Literacki talent Khaleda Hosseiniego wybuchł nagle. Dr Hosseini, lekarz mieszkający w Kalifornii, a urodzony w Kabulu, zadebiutował w 2003 r. powieścią „Chłopiec z latawcem”, która szybko stała się bestsellerem, a w niedługim czasie, w 2007 r., została – i to z wielkim sukcesem – zekranizowana. Na kolejne powieści – „Tysiąc wspaniałych słońc” i „I góry odpowiedziały echem” – trzeba było czekać po kilka długich lat.
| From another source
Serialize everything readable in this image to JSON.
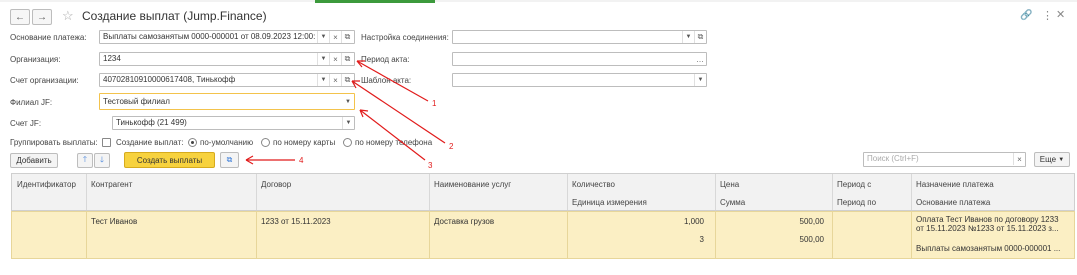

Długich, bo czekanie na książki Hosseiniego wielu się dłużyło.
Książkę „Chłopiec z latawcem” – historię Afgańczyka mieszkającego w Ameryce, który po latach musi skonfrontować się ze swoją przeszłością – poprzedził w Polsce film Marca Forstera, przyjemny dla oka i dla ucha, i całkiem niegłupi. Na tyle, że zapamiętano nazwisko reżysera, tytuł i autora powieści, na podstawie której powstał scenariusz, i czekano na kolejne tytuły.
Wszystkie trzy powieści mają podobne tło historyczne i geograficzne. Względną stabilizację Afganistanu w czasie monarchii, dramat po rosyjskiej inwazji i zdobyciu władzy przez Talibów. Hosseini opisuje życie Afgańczyków na tle politycznych przemian; na tym tle rozgrywają się ludzkie, szczególnie dziecięce dramaty. Książki przybliżają nam kraj, który stał się synonimem wiecznej wojny, niepokojów i konfliktów – przybliżają afgańską kulturę, obyczaje i mentalność. Czyni daleki, nieznany, straszny dla Europejczyka kraj bardziej ludzkim.